Буксир возвращался вниз по течению, и вода, разрезанная на два длинных катящихся цилиндра, наконец раскачала бон эхом проходящего буксира, и бон накренился на катящемся цилиндре с таким звуком, будто что-то лопнуло, и с долгим пронзительным скрипом ворота разъехались, и два человека вынесли скиф. Они спустили его на воду, и секунду спустя вышел Блэнд с веслами. На нем были спортивные брюки, серая куртка и соломенное канотье. Либо он, либо его мать прочитали где-то, что оксфордские студенты гребут в спортивных костюмах и в канотье, а потому как-то в начале марта Джеральду купили скиф-одиночку, и он отправился прокатиться по реке в своем спортивном костюме и в канотье. Лодочники грозили вызвать полицию, но он все равно поплыл. Его мать ехала в наемном автомобиле в меховом костюме, словно полярный путешественник, и смотрела, как он отчаливает при шестибалльном ветре, между вереницами льдин, похожих на грязных овец. С тех пор я уверовал, что Бог – не только джентльмен и поклонник честной игры, по еще и кентуккиец.
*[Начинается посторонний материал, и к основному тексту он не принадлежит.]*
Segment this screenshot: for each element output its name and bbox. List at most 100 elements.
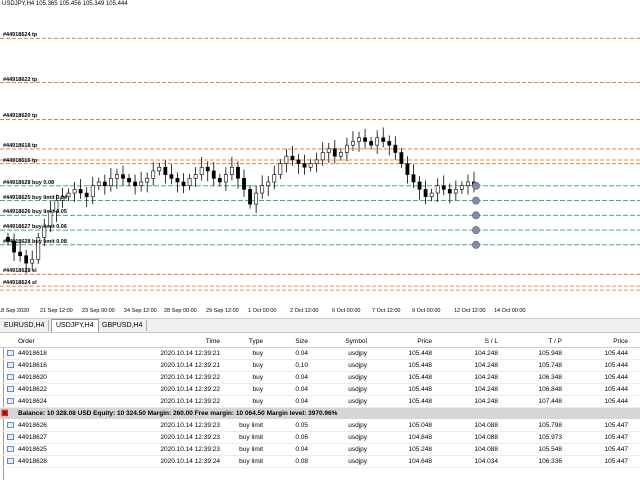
order-icon (7, 446, 14, 452)
table-row[interactable]: 44918616 2020.10.14 12:39:21 buy 0.10 usdjpy… (0, 360, 640, 372)
candle (102, 174, 107, 195)
table-row[interactable]: 44918620 2020.10.14 12:39:22 buy 0.04 usdjpy… (0, 372, 640, 384)
col-symbol[interactable]: Symbol (345, 338, 367, 345)
cell-tp: 105.798 (538, 422, 563, 429)
col-time[interactable]: Time (205, 338, 220, 345)
cell-time: 2020.10.14 12:39:23 (160, 434, 220, 441)
cell-cur: 105.447 (604, 422, 629, 429)
time-axis-label: 23 Sep 00:00 (82, 308, 115, 314)
cell-tp: 107.448 (538, 398, 563, 405)
col-order[interactable]: Order (18, 338, 35, 345)
order-level-label: #44918625 buy limit 0.04 (3, 194, 67, 201)
table-row[interactable]: 44918627 2020.10.14 12:39:23 buy limit 0.06… (0, 432, 640, 444)
price-chart[interactable]: USDJPY,H4 105.365 105.456 105.349 105.44… (0, 0, 640, 318)
candle (181, 173, 186, 194)
candle (369, 137, 374, 150)
order-level-label: #44918628 sl (3, 268, 37, 275)
table-row[interactable]: 44918628 2020.10.14 12:39:24 buy limit 0.08… (0, 456, 640, 468)
chart-canvas[interactable] (0, 0, 640, 318)
candle (466, 174, 470, 195)
cell-price: 105.448 (408, 350, 433, 357)
cell-symbol: usdjpy (348, 362, 367, 369)
cell-size: 0.04 (295, 350, 308, 357)
time-axis-label: 29 Sep 12:00 (206, 308, 239, 314)
tab-eurusd[interactable]: EURUSD,H4 (0, 320, 50, 331)
cell-size: 0.04 (295, 374, 308, 381)
order-marker[interactable] (472, 181, 480, 190)
cell-cur: 105.444 (604, 362, 629, 369)
cell-type: buy (252, 350, 263, 357)
time-axis-label: 21 Sep 12:00 (40, 308, 73, 314)
order-marker[interactable] (472, 211, 480, 220)
candle (187, 173, 192, 191)
col-type[interactable]: Type (248, 338, 263, 345)
col-sl[interactable]: S / L (484, 338, 498, 345)
table-header: Order Time Type Size Symbol Price S / L … (0, 336, 640, 348)
order-marker[interactable] (472, 196, 480, 205)
balance-summary: Balance: 10 328.08 USD Equity: 10 324.50… (18, 410, 338, 417)
candle (230, 156, 234, 181)
candle (453, 180, 458, 201)
candle (48, 201, 53, 233)
cell-tp: 105.748 (538, 362, 563, 369)
cell-order: 44918626 (18, 422, 47, 429)
table-row[interactable]: 44918618 2020.10.14 12:39:21 buy 0.04 usdjpy… (0, 348, 640, 360)
col-tp[interactable]: T / P (548, 338, 562, 345)
cell-sl: 104.248 (474, 386, 499, 393)
candle (411, 164, 416, 188)
candle (357, 131, 361, 152)
order-icon (7, 398, 14, 404)
table-row[interactable]: 44918626 2020.10.14 12:39:23 buy limit 0.05… (0, 420, 640, 432)
candle (447, 183, 452, 204)
tab-usdjpy[interactable]: USDJPY,H4 (51, 319, 99, 332)
candle (326, 142, 331, 163)
order-level-label: #44918628 buy limit 0.08 (3, 238, 67, 245)
order-marker[interactable] (472, 226, 480, 234)
candle (332, 139, 337, 164)
candle (108, 167, 113, 192)
candle (387, 135, 392, 156)
candle (236, 161, 240, 189)
cell-size: 0.04 (295, 446, 308, 453)
cell-size: 0.04 (295, 386, 308, 393)
cell-sl: 104.248 (474, 350, 499, 357)
candle (272, 165, 277, 190)
cell-order: 44918618 (18, 350, 47, 357)
cell-symbol: usdjpy (348, 374, 367, 381)
candle (423, 180, 428, 205)
candle (381, 127, 386, 148)
cell-cur: 105.447 (604, 434, 629, 441)
tab-gbpusd[interactable]: GBPUSD,H4 (98, 320, 148, 331)
col-size[interactable]: Size (295, 338, 308, 345)
col-price[interactable]: Price (417, 338, 432, 345)
cell-tp: 105.548 (538, 446, 563, 453)
col-current-price[interactable]: Price (613, 338, 628, 345)
cell-price: 105.448 (408, 362, 433, 369)
cell-symbol: usdjpy (348, 458, 367, 465)
time-axis-label: 7 Oct 12:00 (372, 308, 401, 314)
cell-symbol: usdjpy (348, 350, 367, 357)
candle (314, 152, 319, 173)
table-row[interactable]: 44918624 2020.10.14 12:39:22 buy 0.04 usdjpy… (0, 396, 640, 408)
candle (441, 175, 446, 196)
order-level-label: #44918618 tp (3, 142, 38, 149)
time-axis-label: 2 Oct 12:00 (290, 308, 319, 314)
time-axis-label: 9 Oct 00:00 (412, 308, 441, 314)
cell-time: 2020.10.14 12:39:22 (160, 374, 220, 381)
table-row[interactable]: 44918622 2020.10.14 12:39:22 buy 0.04 usdjpy… (0, 384, 640, 396)
order-marker[interactable] (472, 240, 480, 249)
cell-cur: 105.444 (604, 386, 629, 393)
order-level-label: #44918622 tp (3, 76, 38, 83)
table-row[interactable]: 44918625 2020.10.14 12:39:23 buy limit 0.04… (0, 444, 640, 456)
cell-type: buy (252, 398, 263, 405)
cell-price: 105.448 (408, 386, 433, 393)
candle (260, 175, 265, 199)
cell-tp: 106.336 (538, 458, 563, 465)
cell-sl: 104.248 (474, 398, 499, 405)
cell-sl: 104.088 (474, 446, 499, 453)
candle (169, 164, 174, 185)
cell-size: 0.08 (295, 458, 308, 465)
cell-order: 44918620 (18, 374, 47, 381)
candle (211, 162, 216, 186)
time-axis-label: 12 Oct 12:00 (454, 308, 486, 314)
Когда он отплыл, она обогнула пристани, снова выехала к реке и следовала по берегу параллельно ему на первой передаче. Как говорили, никто не догадался бы, что они хотя бы знакомы – ну, словно король и королева – и даже не смотрели друг на друга, а просто двигались бок о бок через Массачусетс параллельным курсом, точно две планеты.